3 Eylül 2011 Cumartesi

akıl fikir delisi 2

   Asansörde okudum ilk başta.kocaman puntolarla 28 Ağustos günü sitede büyük bir toplantı olduğu yazıyordu.Çok değerli site yönetimi asansörü duyuru panosu gibi kullanma alışkanlığına devam ediyordu.Bir süre sonra asansöre ilk okul tadında ''konuşanlar'' başlığı altında site sakinlerinin isimlerinin yazılabileceği falan geldi aklıma.Neden olmasındı burası öyle bir siteydi işte.Asansörün her yeri kağıt dolmuştu.Hayır asıyorsun,tarihi geçtikten sonra neden kaldırmıyorsun arkadaş.Senin işin yöneticilik değil mi.Duyurmak yöneticilikte ondan sonrası manavlık mı?

   Her neyse asansörden inerken saçma sapan bir ruh hali içerisindeydim.Çünkü toplantıda çok önemli şeyler konuşulacağı yazıyordu.Acaba ne olabilirdi ki.Beni siteden atmaya karar vermiş olabilirlermiydi?Her gece geç saatte eve gelip sabaha kadar müzik dinlemem artık insanların canına tak mı etmişti acaba?Ya da çöpleri vakitli vakitsiz kapının önüne koymam mı sıkmıştı canlarını.Yoksa ben paranoya mı yapıyordum?

   O gün gelmişti.Sanki site yönetimini ciddiye almıyormuş gibi spor bir kıyafetle gittim toplantı odasına.Site yöneticisi Mete Bey kocaman göbeği  ve ciddi suratıyla siyah takım elbisesi içinde bakan izlenimi yaratmıştı kendince.yanına iki tane koruma koysan bildiğin bakandı işte adam.Onu ciddiye almamakla hata mı etmiştim?Altımtaki kapri ve onun üstündeki kısa kollu kurukafa desenli tişörtüm çok mu spor kaçmıştı böyle bir toplantıya?

   Sanırım çok önemli bir şey konuşacaktık.Mete Bey'in ciddiyetine bakılırsa bizim siteyi yıkmak üzere olabilrlerdi.''yol geçecek sitenizden,yıkıyoruz'' demiş olabilirlerdi.Hatta Mete Bey'İn yüz ifadesine bakılırsa yıkım ekipleri birazdan geleceklerdi.

   Mete Bey uzun masanın en başına oturdu.Toplantıya katılım,en son referandumdan daha yüksekti.Mete konuşmaya başladı,kısa bir hoşgeldinizden sonra asıl önemli konuya girdi; ''biliyorsunuzki evlerimiz bizim için çok önemli (aha yıkacaklar lan evi),işte bu yüzden çok değerli bir site sakinimizin önerisini dikkate aldık (lan! sanırım beni atmayı önermiş adam).evlerimizi ilaçlamaya karar verdik ,böcek çıkmış birkaç evden(ohh,bu muydu lannn).

  O an itibariyle önce Mete Bey'in sonra bu ilaçlama işini öneren dingilin ağzını burnunu kırasım gelmişti.Hem beni paranoyaklaştırmışlar,hem de zamanımı çalmışlardı.

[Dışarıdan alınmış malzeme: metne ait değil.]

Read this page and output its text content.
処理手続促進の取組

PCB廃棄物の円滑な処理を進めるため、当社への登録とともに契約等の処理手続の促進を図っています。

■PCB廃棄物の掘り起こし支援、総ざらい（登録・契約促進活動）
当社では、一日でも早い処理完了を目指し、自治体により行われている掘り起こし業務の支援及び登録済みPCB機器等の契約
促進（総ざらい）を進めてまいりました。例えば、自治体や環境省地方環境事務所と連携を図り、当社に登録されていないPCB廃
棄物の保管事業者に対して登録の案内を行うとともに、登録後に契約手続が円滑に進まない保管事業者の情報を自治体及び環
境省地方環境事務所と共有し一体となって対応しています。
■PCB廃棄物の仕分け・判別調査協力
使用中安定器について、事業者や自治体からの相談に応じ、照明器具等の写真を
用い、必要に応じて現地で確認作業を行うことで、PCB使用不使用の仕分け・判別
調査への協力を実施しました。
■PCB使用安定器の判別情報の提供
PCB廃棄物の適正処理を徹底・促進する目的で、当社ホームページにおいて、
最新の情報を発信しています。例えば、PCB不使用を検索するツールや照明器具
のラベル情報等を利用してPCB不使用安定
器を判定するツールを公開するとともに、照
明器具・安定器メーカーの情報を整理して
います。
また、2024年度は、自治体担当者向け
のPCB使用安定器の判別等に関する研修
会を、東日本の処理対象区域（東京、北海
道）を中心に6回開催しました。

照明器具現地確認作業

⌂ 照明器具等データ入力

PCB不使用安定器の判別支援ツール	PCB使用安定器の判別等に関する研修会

   Mete Bey'in yöneticilikten önceki hayatının çok boş geçtiğini ve yönetici olduktan sonra hayatının anlam kazandığını farkettim.Ve onu da öyle kabullenmeye karar verdim.Kim biraz deli değildi ki?

2 Eylül 2011 Cuma

akıl fikir delisi


     ev kalabalıktı,malum bayram;bütün akrabalar toplanmış.çoluk çocuk gırla.metrekareye 3 tane çocuk düşüyordu bir ara.beynim yerinde değildi sanki.o kadar çok çocuk vardı ki,halıdaki yayılmış oyuncaklarıyla bütünleşmişlerdi galiba.bir ara üç yaşlarında tanımadığım bi çocuğu oyuncak bi kamyona binmiş gibi gördüm.korktum.kocaman çocuk oyuncağın içine nasıl girdi lan diye düşündüm.gözümü hemen başka bir yere çevirdim.orda da biraz önce gördüğümden farklı bir şey yoktu aslında.iki yaşındaki kuzenim elindeki bebeğe bir şey yedirmeye çalışıyordu.ve işin ilginci o bir şey yedirmeye çalıştığı oyuncak bebek konuşuyordu lan.''ımmm çok doydumm'' dedi o plastik saçma sapan alet.ben iyiden iyiye tırsmıştım.başka bir yere bakmaya yeltenir gibi oldum.hemen aklıma ''ya başka bir çocuk-oyuncak bütünleşmesi görürsem'' geldi,bende gözümü kapattım.çok pis yusuf yusuf olmuştum.etrafımda sayamadığım kadar çok çocuk vardı.hepsi birleşse beni dövebilirlermiydi ki acaba.hepsinin yaşını toplansan benim yaşımı belki biraz geçerdi ama birlikten kuvvet doğarmıydı ki.ben dayağı yermiydim acaba.gözümü açmadım bir süre,öyle durdum.biraz sonra sesler kayboldu,hiç çocuk sesi gelmiyordu.hatta hiçbir ses gelmiyordu.tek gözümü aralayarak baktım.hepsi yan yana dizilmiş beni izliyordu.daha çok tırsmaya başlamıştım.onlarla ilgilenmiyormuş gibi yaptım.başka yöne baktım,başımı havaya kaldırdım ıslık çalarak.sanki bir sinek varmış da onu yakalamaya çalışıyormuş gibi yaptım.yemediler.zamane gençliği çok akıllanmış.ben tekrar gözümü kapattım.ve götüm götüm kayarak odadan çıktım.kaçtım.